The m125 is powered by the Motorola VZ Dragonball processor operating at 33 MHz. It has a 160x160 pixel greyscale LCD screen and 8 Megabytes of RAM. It was released in September 2001, and originally shipped to customers with Palm OS 4.0.1. The cradle connection and addition of an expansion port differs from that of the earlier models, and is identical to that of the Palm m500 series, and this model shipped with a synchronization cradle that connected to the USB port (M100 and M105 connected via the PC's serial port.) This handheld also features an expansion slot for an SD or MMC format memory card, in addition to SDIO cards.
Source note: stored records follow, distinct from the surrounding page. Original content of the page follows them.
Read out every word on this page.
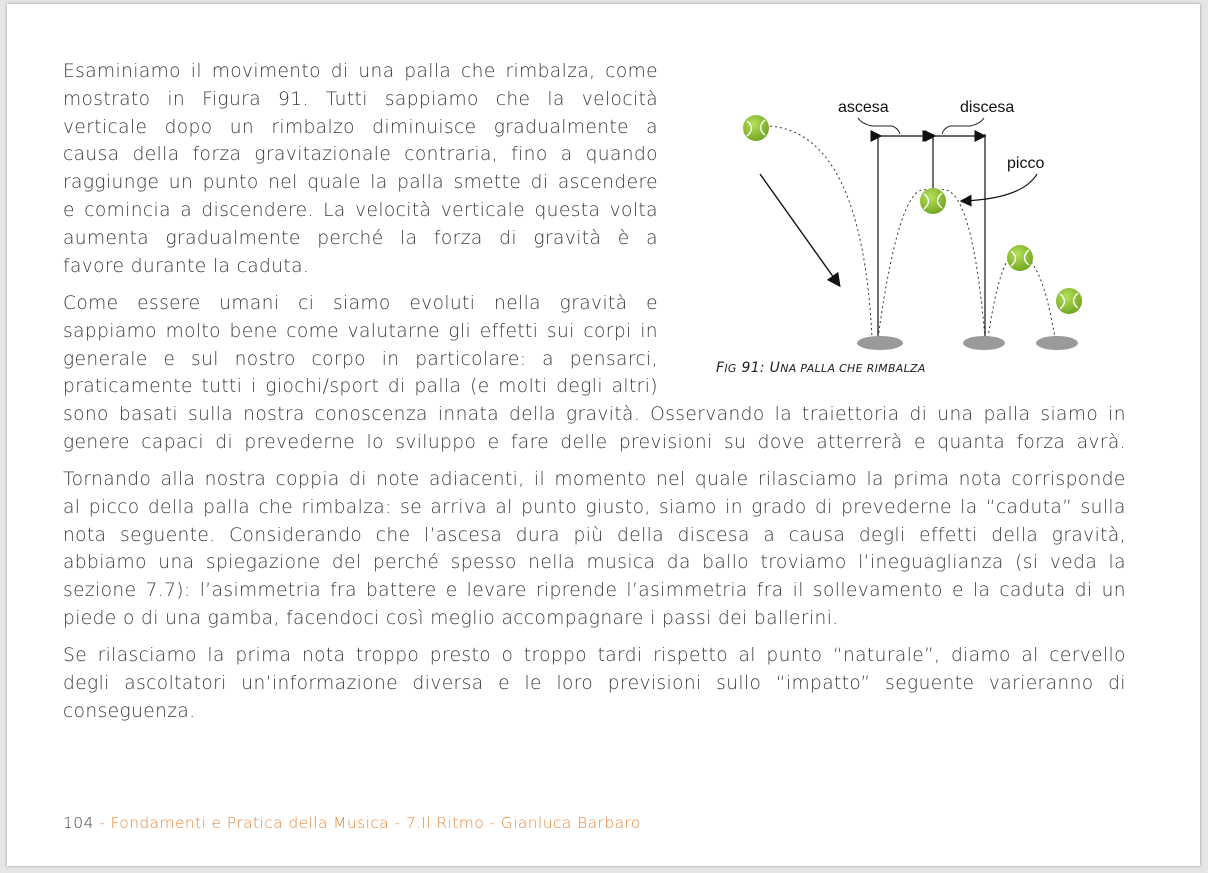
Esaminiamo il movimento di una palla che rimbalza, come
mostrato in Figura 91. Tutti sappiamo che la velocità
verticale dopo un rimbalzo diminuisce gradualmente a
causa della forza gravitazionale contraria, fino a quando
raggiunge un punto nel quale la palla smette di ascendere
e comincia a discendere. La velocità verticale questa volta
aumenta gradualmente perché la forza di gravità è a
favore durante la caduta.
Come essere umani ci siamo evoluti nella gravità e
sappiamo molto bene come valutarne gli effetti sui corpi in
generale e sul nostro corpo in particolare: a pensarci,
praticamente tutti i giochi/sport di palla (e molti degli altri)
sono basati sulla nostra conoscenza innata della gravità. Osservando la traiettoria di una palla siamo in
genere capaci di prevederne lo sviluppo e fare delle previsioni su dove atterrerà e quanta forza avrà.
Tornando alla nostra coppia di note adiacenti, il momento nel quale rilasciamo la prima nota corrisponde
al picco della palla che rimbalza: se arriva al punto giusto, siamo in grado di prevederne la “caduta” sulla
nota seguente. Considerando che l’ascesa dura più della discesa a causa degli effetti della gravità,
abbiamo una spiegazione del perché spesso nella musica da ballo troviamo l’ineguaglianza (si veda la
sezione 7.7): l’asimmetria fra battere e levare riprende l’asimmetria fra il sollevamento e la caduta di un
piede o di una gamba, facendoci così meglio accompagnare i passi dei ballerini.
Se rilasciamo la prima nota troppo presto o troppo tardi rispetto al punto “naturale”, diamo al cervello
degli ascoltatori un’informazione diversa e le loro previsioni sullo “impatto” seguente varieranno di
conseguenza.
ascesa	discesa
picco
FIG 91: UNA PALLA CHE RIMBALZA
104 - Fondamenti e Pratica della Musica - 7.Il Ritmo - Gianluca Barbaro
The Palm m125 is the last PDA manufactured by Palm that accepts user-replaceable AAA batteries.

The m130 is also powered by the Motorola VZ Dragonball processor operating at 33 MHz. It has a 160x160 pixel LCD screen that supports 12-bit color. It was released on March 4, 2002, and was originally shipped to customers running Palm OS 4.1.

==Novel Uses==
An emulated m130 is still used to control the projection system in some IMAX theaters, while many still use real hardware to control the film's video and audio synchronization.